Build Your First End-to-End Pipeline
In this tutorial, we'll build a complete data pipeline that extracts data from a public API, transforms it using Python, loads it into a local SQLite database, and visualises the results with a simple dashboard. No cloud services required — everything runs on your laptop.
Step 1: Extract
We'll use the OpenWeatherMap API to fetch weather data. Start by signing up for a free API key. Then write a Python script that requests current weather data for your city and saves the raw JSON response.
import requests
import json
API_KEY = "your_key"
CITY = "Silchar"
url = f"https://api.openweathermap.org/data/2.5/weather?q={CITY}&appid={API_KEY}"
response = requests.get(url)
data = response.json()
with open("raw_weather.json", "w") as f:
json.dump(data, f)
Step 2: Transform
Read the raw JSON and extract only the fields we care about: temperature, humidity, pressure, and weather description.
import json
with open("raw_weather.json") as f:
data = json.load(f)
transformed = {
"city": data["name"],
"temp_c": round(data["main"]["temp"] - 273.15, 1),
"humidity": data["main"]["humidity"],
"pressure": data["main"]["pressure"],
"description": data["weather"][0]["description"],
"timestamp": data["dt"]
}
with open("weather_clean.json", "w") as f:
json.dump(transformed, f)
Step 3: Load
Create a SQLite database and a table, then insert the cleaned data.
import sqlite3, json
conn = sqlite3.connect("weather.db")
conn.execute("CREATE TABLE IF NOT EXISTS weather (city TEXT, temp_c REAL, humidity INT, pressure INT, description TEXT, timestamp INT)")

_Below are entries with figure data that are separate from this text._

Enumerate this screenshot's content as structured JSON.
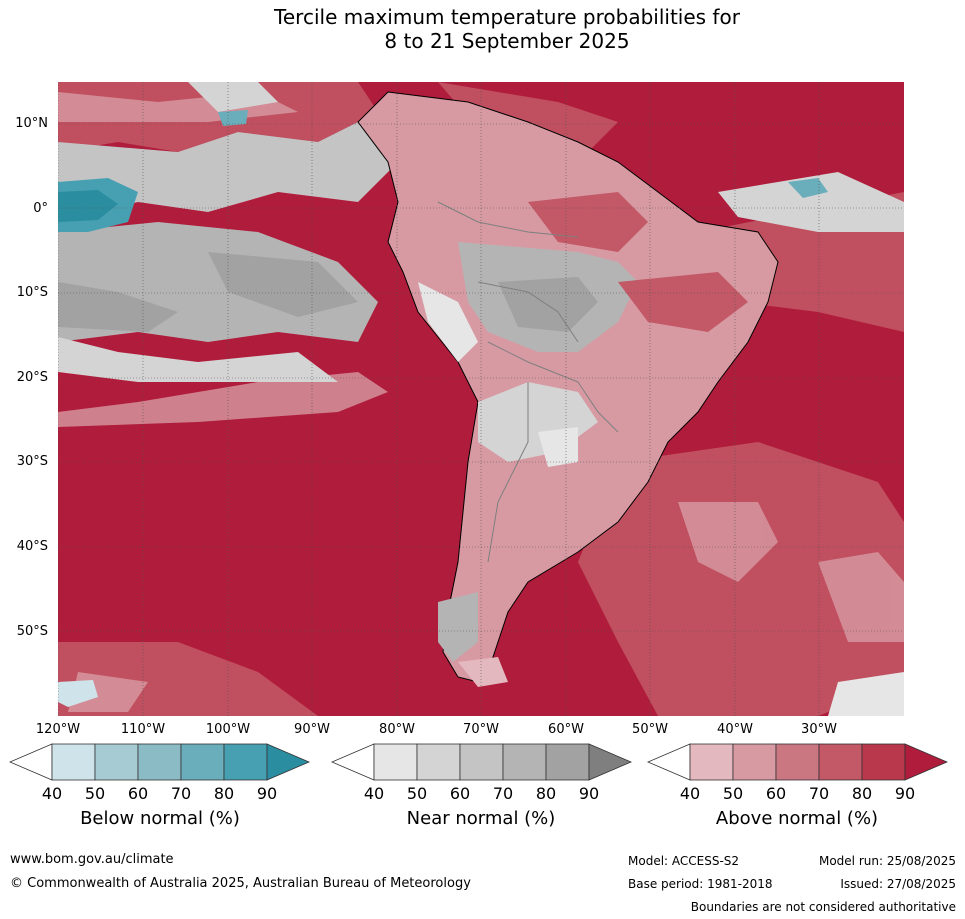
{
  "title": {
    "line1": "Tercile maximum temperature probabilities for",
    "line2": "8 to 21 September 2025"
  },
  "axes": {
    "lat_labels": [
      "10°N",
      "0°",
      "10°S",
      "20°S",
      "30°S",
      "40°S",
      "50°S"
    ],
    "lon_labels": [
      "120°W",
      "110°W",
      "100°W",
      "90°W",
      "80°W",
      "70°W",
      "60°W",
      "50°W",
      "40°W",
      "30°W"
    ]
  },
  "colorbars": {
    "below": {
      "title": "Below normal (%)",
      "ticks": [
        "40",
        "50",
        "60",
        "70",
        "80",
        "90"
      ],
      "colors": [
        "#ffffff",
        "#cfe4ea",
        "#a7cbd2",
        "#8bbcc5",
        "#6aaebb",
        "#47a0b1",
        "#2a8da0"
      ]
    },
    "near": {
      "title": "Near normal (%)",
      "ticks": [
        "40",
        "50",
        "60",
        "70",
        "80",
        "90"
      ],
      "colors": [
        "#ffffff",
        "#e6e6e6",
        "#d4d4d4",
        "#c4c4c4",
        "#b4b4b4",
        "#a2a2a2",
        "#7f7f7f"
      ]
    },
    "above": {
      "title": "Above normal (%)",
      "ticks": [
        "40",
        "50",
        "60",
        "70",
        "80",
        "90"
      ],
      "colors": [
        "#ffffff",
        "#e4b8bf",
        "#d79aa3",
        "#cb7782",
        "#c35866",
        "#b9384b",
        "#b01c3b"
      ]
    }
  },
  "footer": {
    "url": "www.bom.gov.au/climate",
    "copyright": "© Commonwealth of Australia 2025, Australian Bureau of Meteorology",
    "model": "Model: ACCESS-S2",
    "base_period": "Base period: 1981-2018",
    "model_run": "Model run: 25/08/2025",
    "issued": "Issued: 27/08/2025",
    "disclaimer": "Boundaries are not considered authoritative"
  }
}
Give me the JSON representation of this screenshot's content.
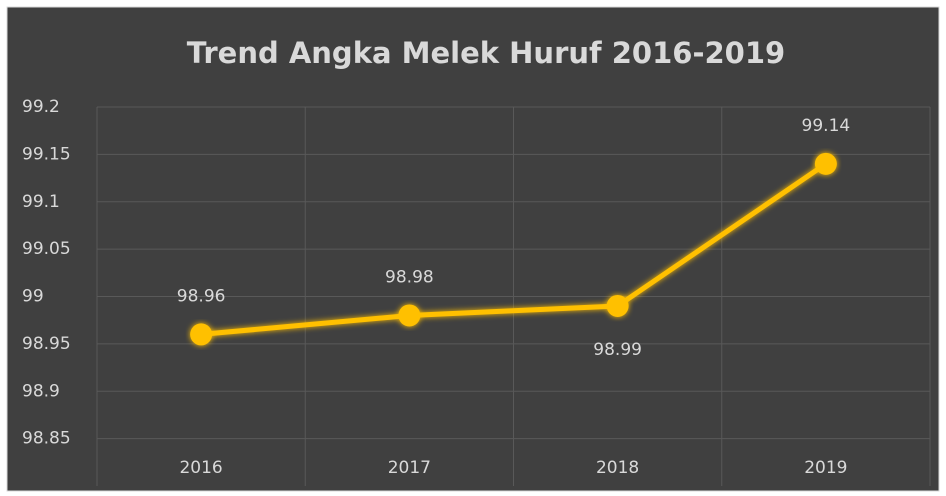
{
  "chart_data": {
    "type": "line",
    "title": "Trend Angka Melek Huruf 2016-2019",
    "categories": [
      "2016",
      "2017",
      "2018",
      "2019"
    ],
    "values": [
      98.96,
      98.98,
      98.99,
      99.14
    ],
    "color": "#ffc000",
    "ylim": [
      98.8,
      99.2
    ],
    "yticks": [
      98.85,
      98.9,
      98.95,
      99,
      99.05,
      99.1,
      99.15,
      99.2
    ],
    "grid": true
  }
}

with open("weather_clean.json") as f:
row = json.load(f)
conn.execute("INSERT INTO weather VALUES (?, ?, ?, ?, ?, ?)",
(row["city"], row["temp_c"], row["humidity"], row["pressure"], row["description"], row["timestamp"]))
conn.commit()
Step 4: Visualise
Use Streamlit to build a quick dashboard that reads from the database and plots temperature trends over time.
import streamlit as st
import sqlite3
import pandas as pd
conn = sqlite3.connect("weather.db")
df = pd.read_sql("SELECT * FROM weather ORDER BY timestamp", conn)
st.line_chart(df.set_index("timestamp")["temp_c"])
st.write(f"Average temperature: {df['temp_c'].mean():.1f}°C")
Automate It
Wrap the entire pipeline in a single Python script and schedule it with cron (Linux/macOS) or Task Scheduler (Windows). Congratulations — you've just built a production-ready data pipeline!